Conhecemos o grupo do ‘único pulmão’. Eles nos surpreenderam com sua alegria constante. Joachim nos lembrou que o tempo nada significa para eles, que a seriedade só existe na vida de baixo. Joachim também nos contou que uma moribunda se esperneava ao receber a extrema unção. Imediatamente pensei se tal moça estava realmente moribunda, já que o doutor estava sempre precisando de camas vagas.

Conhecemos também o Sr. Settembrini, uma das personalidades mais interessantes do sanatório. Suas falas apesar de sempre bem colocadas, nos angustiavam um pouco. Ele também nos falou acerca do tempo, e nos faz pensar que nunca sairemos daqui… Sua ironia, ou maledicência como o mesmo nomea, é a sua melhor arma a favor da crítica. Esta, me parece, não se faz presente em Hans.

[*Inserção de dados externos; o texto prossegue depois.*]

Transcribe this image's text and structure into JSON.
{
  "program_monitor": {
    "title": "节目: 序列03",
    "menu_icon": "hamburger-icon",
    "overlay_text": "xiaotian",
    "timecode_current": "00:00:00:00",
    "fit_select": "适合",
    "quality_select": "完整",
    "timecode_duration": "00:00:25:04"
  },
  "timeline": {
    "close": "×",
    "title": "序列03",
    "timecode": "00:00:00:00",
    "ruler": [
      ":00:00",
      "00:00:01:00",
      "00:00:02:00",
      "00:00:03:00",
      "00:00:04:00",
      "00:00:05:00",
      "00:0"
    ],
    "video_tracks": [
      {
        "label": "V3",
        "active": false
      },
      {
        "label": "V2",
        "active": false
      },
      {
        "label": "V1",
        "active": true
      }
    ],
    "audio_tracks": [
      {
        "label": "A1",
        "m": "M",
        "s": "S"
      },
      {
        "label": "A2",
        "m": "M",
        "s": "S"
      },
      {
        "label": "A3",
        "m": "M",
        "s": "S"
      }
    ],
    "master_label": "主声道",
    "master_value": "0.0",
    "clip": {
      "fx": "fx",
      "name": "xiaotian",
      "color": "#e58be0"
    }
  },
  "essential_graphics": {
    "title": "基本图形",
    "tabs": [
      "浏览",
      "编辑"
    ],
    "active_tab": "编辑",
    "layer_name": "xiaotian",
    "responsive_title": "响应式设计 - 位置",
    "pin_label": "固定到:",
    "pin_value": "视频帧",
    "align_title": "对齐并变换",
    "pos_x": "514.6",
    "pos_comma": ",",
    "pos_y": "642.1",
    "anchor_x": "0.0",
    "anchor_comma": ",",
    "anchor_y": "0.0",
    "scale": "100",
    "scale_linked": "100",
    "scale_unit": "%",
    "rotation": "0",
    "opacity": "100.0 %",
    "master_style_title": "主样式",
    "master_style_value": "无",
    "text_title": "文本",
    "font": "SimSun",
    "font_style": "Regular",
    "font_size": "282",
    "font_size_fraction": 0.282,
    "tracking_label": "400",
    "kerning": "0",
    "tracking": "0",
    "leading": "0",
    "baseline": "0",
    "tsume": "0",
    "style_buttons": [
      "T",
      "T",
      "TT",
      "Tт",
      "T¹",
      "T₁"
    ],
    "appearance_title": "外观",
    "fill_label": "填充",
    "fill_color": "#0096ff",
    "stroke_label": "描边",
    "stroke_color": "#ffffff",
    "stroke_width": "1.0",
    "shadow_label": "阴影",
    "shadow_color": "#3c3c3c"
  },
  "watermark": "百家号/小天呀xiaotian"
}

Em um momento, Hans passa também a dissertar acerca do Tempo e o relaciona ao espaço. Essa relação sempre me interessou, principalmente da forma tão intrínseca como Hans aborda.

Vivemos aqui como se estivéssemos em um sonho consciente. Tentamos acordar, mas cada vez mais embarcamos nele e ontem Hans já nos disse que teve sonhos estranhos. Em alguns momentos me questiono se é real… E tudo isto em um único dia, no mesmo dia da chegada de Hans ao sanatório.